FAQ: What specific writing skills are learned through service learning, and how do they transfer to the professional/academic repertoire of competencies?

What curriculum models are available for service learning?

Stanford Model

In the Stanford Model of service learning, students do a writing project for a non-profit agency such as an informative pamphlet, or a progress report. Students learn the power of persuassion as well as effective transactional communication(Bowden and Scott 216). Since the Stanford Model asks students to write with an agenda to gain support for an organization, or raise funds for a project (Bowden and Scott 4).

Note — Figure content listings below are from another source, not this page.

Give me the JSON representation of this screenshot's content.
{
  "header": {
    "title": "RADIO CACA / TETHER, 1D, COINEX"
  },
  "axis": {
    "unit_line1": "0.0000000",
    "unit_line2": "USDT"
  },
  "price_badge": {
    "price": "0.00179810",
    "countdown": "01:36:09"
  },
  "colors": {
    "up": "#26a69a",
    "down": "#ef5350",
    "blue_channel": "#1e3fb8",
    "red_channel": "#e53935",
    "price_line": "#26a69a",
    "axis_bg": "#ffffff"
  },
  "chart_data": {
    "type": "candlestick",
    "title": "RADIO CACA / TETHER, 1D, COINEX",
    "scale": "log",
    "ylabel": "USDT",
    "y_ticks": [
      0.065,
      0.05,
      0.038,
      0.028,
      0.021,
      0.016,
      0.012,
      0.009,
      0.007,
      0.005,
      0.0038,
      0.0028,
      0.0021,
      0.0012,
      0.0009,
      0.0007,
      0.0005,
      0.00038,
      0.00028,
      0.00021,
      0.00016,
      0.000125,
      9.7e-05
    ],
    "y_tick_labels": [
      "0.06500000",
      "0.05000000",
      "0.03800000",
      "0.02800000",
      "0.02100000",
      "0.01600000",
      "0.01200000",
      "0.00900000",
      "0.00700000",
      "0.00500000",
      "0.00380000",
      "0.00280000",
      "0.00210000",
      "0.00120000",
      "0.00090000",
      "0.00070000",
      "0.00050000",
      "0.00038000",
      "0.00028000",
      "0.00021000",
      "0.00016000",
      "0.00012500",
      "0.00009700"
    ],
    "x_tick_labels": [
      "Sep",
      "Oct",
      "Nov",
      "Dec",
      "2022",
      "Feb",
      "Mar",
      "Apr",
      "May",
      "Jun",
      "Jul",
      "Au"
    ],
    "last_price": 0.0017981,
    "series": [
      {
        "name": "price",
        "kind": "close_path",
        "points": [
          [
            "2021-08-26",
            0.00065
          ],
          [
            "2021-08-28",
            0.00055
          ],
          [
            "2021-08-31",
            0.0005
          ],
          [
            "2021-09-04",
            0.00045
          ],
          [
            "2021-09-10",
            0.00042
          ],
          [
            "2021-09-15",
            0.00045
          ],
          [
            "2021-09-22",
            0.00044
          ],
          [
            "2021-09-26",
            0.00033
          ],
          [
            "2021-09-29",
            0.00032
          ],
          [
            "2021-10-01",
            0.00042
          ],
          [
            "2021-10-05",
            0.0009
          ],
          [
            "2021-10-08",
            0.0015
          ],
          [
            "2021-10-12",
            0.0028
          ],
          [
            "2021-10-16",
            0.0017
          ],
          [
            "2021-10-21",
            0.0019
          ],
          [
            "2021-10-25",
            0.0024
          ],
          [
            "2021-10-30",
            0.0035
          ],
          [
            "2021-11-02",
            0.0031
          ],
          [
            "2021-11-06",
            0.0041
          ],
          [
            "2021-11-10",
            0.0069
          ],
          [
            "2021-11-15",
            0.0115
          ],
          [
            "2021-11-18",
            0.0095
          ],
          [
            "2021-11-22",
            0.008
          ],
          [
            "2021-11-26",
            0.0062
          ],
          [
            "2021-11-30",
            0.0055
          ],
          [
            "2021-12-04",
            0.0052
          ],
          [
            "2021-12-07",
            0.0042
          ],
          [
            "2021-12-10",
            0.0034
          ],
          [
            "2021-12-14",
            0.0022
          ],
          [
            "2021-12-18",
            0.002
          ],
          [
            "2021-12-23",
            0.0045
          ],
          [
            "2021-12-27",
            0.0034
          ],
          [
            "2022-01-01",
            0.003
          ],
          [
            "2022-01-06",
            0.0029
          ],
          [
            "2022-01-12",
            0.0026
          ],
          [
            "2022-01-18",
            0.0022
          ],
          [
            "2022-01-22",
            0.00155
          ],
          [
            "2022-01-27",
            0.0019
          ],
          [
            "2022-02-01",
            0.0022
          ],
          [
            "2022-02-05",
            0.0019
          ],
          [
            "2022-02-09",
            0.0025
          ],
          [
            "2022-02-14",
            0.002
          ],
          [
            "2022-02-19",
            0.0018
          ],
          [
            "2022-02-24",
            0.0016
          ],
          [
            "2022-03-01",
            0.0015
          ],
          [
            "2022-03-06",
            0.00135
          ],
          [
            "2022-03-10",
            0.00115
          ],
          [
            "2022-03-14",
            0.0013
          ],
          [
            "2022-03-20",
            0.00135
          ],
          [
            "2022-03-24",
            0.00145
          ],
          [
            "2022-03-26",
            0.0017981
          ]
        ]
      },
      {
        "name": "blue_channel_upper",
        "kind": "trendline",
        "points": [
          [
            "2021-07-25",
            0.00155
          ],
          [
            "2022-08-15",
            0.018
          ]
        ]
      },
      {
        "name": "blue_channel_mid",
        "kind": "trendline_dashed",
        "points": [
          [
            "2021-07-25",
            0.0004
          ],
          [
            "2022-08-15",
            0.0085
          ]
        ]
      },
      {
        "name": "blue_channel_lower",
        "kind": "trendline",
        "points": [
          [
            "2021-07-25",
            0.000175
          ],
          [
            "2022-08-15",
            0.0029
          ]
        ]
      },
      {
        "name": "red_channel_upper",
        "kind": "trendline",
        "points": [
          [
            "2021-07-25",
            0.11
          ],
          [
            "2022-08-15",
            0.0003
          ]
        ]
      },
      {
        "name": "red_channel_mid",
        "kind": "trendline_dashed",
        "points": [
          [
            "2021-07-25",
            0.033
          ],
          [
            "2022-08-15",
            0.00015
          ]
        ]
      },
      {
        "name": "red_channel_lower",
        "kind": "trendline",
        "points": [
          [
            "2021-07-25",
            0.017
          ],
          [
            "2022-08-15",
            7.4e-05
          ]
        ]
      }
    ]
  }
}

Writing as an agent of an organization takes the student out of the typical academic discourse, but it reinforces mastery of rhetoric by requiring the student to mold their persona to meet the needs thier audience in the community. Students learn to be sensitive to the community, while also identifying problems in the community (Cardenas ?).

Reflective

In another model of serivce learning, students do community service work and then write refelctions about their experience Bowden and Scott 2). Fiddler and Marineau favor the reflective aspect of service learning as the "bridge between the experience and the learning" (76). Students reflect upon thier experience throughout the project in order to reconstruct and make meaning from the learning experiences that occur while they are working.

Research

The third model presented by Bowden and Scott is considered more academic than the other two (3). Students research an issue and and then do community service for an agency that is related to their research. This model allows students to write about thier research with authenic experience. Undergraduate students need more authentic research experiences that are typically only available to exemplary students (Grabowski et al 41).